Taking It Off

Candace, 01 August 2005, No comments
Categories: Women's Studies

There are many reasons why people take off their clothes. When I was suddenly single, pregnant, mother of 2 kids, no food, no money, no welfare I modeled for visual arts drawing classes. As a pregnant, desparately poor woman with no hope or future (or so it seemed) my body seemed the only resource I had for making any money. Lower class women have fewer choices about how to support themselves and this leads to making choices that women of higher socioeconomic status would not make – or would make for different reasons. For myself I could disengage from the fact that I was naked because I could tell myself the students were looking at my big belly, not *me*. And after all, it was for *art*. The school was always looking for a fringe subject: pregnant, older, people of colour. I was happy at first to be able to buy food but soon the baby was born and I went back to being ordinary poor white woman. My flag of interest was gone. Poor people are supposed to be invisible so that the rest of society doesn’t feel guilty for what they have.
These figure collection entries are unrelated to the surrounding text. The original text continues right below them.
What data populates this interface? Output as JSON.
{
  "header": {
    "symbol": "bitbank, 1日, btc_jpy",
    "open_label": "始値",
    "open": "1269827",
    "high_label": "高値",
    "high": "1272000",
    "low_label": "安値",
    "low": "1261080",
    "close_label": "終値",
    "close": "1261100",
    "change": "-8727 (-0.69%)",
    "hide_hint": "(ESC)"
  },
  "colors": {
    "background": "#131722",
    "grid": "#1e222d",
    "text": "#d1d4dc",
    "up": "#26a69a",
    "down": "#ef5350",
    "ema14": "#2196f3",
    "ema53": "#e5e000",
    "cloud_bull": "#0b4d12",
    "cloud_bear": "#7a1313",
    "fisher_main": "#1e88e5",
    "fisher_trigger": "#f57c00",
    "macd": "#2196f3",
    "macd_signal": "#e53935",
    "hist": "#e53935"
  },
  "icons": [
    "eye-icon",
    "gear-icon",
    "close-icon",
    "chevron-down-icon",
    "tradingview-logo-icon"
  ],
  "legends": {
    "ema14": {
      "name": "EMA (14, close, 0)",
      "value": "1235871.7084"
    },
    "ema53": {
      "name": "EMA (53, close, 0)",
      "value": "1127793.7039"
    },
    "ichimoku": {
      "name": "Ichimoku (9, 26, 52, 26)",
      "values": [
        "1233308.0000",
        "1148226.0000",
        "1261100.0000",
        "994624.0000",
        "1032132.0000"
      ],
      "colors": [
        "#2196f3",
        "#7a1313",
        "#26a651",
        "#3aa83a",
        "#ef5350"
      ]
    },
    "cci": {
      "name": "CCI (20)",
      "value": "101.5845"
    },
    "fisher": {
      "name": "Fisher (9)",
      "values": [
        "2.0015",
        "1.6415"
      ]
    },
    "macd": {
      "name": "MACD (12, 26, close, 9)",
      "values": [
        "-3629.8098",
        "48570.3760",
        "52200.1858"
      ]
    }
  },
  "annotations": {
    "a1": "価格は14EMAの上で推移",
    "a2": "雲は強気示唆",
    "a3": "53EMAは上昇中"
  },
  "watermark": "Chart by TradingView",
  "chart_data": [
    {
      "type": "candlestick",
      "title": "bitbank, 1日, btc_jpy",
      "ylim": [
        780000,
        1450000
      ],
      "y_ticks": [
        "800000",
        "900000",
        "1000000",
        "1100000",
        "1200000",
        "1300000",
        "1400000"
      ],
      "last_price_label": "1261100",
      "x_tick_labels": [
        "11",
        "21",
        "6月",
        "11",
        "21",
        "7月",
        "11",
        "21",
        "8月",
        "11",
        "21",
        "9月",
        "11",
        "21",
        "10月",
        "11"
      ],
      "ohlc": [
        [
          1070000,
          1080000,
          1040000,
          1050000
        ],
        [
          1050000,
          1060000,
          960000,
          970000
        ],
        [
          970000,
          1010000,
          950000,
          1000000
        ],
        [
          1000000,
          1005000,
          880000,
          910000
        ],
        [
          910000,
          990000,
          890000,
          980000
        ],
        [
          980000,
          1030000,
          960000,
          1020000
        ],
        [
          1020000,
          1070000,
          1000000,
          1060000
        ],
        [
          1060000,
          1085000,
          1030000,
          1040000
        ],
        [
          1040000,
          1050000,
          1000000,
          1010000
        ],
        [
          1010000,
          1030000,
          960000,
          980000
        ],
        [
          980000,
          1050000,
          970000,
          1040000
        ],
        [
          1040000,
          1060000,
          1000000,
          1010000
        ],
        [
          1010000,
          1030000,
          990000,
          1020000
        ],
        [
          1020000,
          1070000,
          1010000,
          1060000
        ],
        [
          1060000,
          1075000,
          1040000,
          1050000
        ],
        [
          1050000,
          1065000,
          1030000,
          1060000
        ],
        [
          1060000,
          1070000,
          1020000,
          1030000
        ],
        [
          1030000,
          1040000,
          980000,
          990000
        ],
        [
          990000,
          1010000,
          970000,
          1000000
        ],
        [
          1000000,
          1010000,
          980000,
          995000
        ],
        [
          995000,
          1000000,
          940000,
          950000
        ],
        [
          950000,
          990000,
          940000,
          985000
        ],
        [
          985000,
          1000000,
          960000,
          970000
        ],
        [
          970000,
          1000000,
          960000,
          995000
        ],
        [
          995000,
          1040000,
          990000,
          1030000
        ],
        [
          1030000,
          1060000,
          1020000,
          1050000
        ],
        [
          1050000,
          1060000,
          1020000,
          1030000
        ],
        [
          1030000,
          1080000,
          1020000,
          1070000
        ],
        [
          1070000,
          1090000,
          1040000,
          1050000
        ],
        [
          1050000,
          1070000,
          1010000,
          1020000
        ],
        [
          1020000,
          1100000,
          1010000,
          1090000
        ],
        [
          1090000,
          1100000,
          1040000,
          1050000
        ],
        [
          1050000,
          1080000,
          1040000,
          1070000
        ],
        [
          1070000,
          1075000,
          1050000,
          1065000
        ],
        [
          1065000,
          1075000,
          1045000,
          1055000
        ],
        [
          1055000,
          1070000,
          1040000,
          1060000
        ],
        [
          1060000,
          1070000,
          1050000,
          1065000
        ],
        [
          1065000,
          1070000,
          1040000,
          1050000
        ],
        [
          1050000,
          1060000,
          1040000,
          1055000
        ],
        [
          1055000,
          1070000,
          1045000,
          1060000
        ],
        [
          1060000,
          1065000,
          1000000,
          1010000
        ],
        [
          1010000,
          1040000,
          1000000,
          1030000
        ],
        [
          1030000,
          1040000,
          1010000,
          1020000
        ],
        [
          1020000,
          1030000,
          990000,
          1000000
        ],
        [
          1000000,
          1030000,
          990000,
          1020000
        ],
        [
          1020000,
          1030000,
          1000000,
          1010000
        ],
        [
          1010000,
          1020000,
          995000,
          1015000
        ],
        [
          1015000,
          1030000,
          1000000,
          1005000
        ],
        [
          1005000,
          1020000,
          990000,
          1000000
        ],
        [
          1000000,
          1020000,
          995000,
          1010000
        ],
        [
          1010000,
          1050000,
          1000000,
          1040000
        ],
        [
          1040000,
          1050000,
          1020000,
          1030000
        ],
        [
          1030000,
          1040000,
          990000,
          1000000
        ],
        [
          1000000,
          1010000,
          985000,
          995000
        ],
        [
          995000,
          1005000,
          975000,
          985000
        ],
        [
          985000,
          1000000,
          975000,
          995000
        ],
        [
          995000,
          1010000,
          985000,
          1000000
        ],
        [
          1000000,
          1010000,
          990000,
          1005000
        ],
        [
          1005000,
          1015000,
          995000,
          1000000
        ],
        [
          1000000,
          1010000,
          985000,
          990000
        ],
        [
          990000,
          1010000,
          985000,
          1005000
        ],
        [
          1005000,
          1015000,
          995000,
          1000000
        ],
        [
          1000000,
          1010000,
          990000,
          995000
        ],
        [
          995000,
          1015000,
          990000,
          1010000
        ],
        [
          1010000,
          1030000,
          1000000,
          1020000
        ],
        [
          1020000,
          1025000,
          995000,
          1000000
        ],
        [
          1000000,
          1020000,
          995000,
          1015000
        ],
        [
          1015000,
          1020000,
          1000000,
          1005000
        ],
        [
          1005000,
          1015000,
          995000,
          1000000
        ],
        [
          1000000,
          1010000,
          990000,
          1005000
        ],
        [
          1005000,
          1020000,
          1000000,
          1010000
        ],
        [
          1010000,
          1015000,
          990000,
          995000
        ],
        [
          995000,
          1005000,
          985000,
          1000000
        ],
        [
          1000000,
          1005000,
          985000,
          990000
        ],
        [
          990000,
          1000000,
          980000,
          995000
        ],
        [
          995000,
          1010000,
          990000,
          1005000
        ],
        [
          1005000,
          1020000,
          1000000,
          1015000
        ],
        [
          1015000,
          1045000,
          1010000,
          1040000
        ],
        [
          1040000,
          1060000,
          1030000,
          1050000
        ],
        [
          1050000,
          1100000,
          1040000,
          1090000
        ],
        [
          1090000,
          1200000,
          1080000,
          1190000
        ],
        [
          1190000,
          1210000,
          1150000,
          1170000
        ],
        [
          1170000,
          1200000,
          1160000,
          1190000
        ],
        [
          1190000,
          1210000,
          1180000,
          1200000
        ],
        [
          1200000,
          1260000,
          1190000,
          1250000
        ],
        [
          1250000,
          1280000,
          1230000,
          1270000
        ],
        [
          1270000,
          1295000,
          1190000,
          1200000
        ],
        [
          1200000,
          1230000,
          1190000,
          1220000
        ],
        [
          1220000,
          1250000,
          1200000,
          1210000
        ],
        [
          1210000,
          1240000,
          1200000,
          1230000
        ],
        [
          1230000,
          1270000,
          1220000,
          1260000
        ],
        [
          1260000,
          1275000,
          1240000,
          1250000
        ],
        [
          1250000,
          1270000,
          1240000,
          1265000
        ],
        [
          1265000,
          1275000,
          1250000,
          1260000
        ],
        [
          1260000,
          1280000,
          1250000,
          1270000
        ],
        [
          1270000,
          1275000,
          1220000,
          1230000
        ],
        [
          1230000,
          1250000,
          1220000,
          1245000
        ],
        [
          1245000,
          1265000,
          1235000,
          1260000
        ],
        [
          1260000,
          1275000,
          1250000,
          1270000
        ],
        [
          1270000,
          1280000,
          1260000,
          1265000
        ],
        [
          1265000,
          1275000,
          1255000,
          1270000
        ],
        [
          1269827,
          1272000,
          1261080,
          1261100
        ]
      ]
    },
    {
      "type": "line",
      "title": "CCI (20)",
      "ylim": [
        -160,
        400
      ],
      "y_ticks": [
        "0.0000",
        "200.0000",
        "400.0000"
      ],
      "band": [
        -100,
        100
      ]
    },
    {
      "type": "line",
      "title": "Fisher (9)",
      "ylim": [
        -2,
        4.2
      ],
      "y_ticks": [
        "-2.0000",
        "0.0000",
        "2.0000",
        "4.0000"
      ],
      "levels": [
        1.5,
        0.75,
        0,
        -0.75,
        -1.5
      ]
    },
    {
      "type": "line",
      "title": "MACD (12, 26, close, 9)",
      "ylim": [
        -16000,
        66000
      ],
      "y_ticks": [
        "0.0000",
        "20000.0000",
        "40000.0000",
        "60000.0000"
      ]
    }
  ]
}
A former roomate worked as an escort. She came from an upper middle class family and to her taking off her clothes was like theatresport, where she got to play a role, and challenge her ‘proper, lady-like’ upbringing. For her it was empowering. We are taught sexuality is taboo, something good girls don’t know about. Engaging with her own and other’s sexuality this way made sex and its associated rituals very powerful. This job for her was a first step in ending a several-year depression.

Her character was an intelligent, energetic woman with a long red wig, an accepted stereotype for white women. Other women faced with different stereotypes, for example: the docile or meek Asian woman, might encounter a more difficult work environment if they attempted the character my housemate did. Clients who expect a stereotype may not be satisfied with an individual when all they want is a stereotype.

Where I live there is a strip club on every corner and a massage parlour in between. It is part of our city’s culture. A friend worked as a stripper to put her husband through a Masters degree in Physics. They divorced soon after his graduation and she continued to strip to pay for law school for herself. Once she started practicing law she quit stripping. For her, stripping is what allowed her to climb out of student-class to middle class. For her it was a job, nothing more, nothing less.

Strip clubs are often found recruiting here on campus and offer controversial tuition stipends to new ‘talent’. Young women are often vulnerable and want to belong, be wanted, be seen as desirable. Women of colour are especially desirable because of the exotic-erotic appeal. The sign on the club closest to my house only a few weeks ago said “7 new exotic beauties” and something else about the cool air conditioning inside. I wonder if it occurs to anyone that these women may be intelligent law students or someone’s mother?

Age factors into motivation and reluctance to be seen naked. When I was young – late teens/early 20s – I never would have considered stripping. In my late 20s I didn’t see much other choice. Now in my 30s the people I know who make more than anyone else – more than the engineers and lawyers and tradespeople – are working in massage parlours. I often consider it . . . with children to feed it all comes down to money.

When I get overwhelmed by responsibilites – courses, kids, family, everyone needing something – I often think about working with my bare resources (so to speak) 😉 But then I consider whether I can be a ‘respectable’ citizen if I work with my body.

I’d like one of these abstaining (i.e. morally pure) women to trade places with me for a day at any point in my last 15 years. Their position seems so very very privileged from where I sit. It must be a challenge for a sexual person to abstain in this society full of sex, especially after so much heartbreak. Who do you think is happier? the people I’ve heard carrying on about abstinence sound …resigned? reconciled? well-indoctrinated? proper? everything good girls should be? It’s unsettling.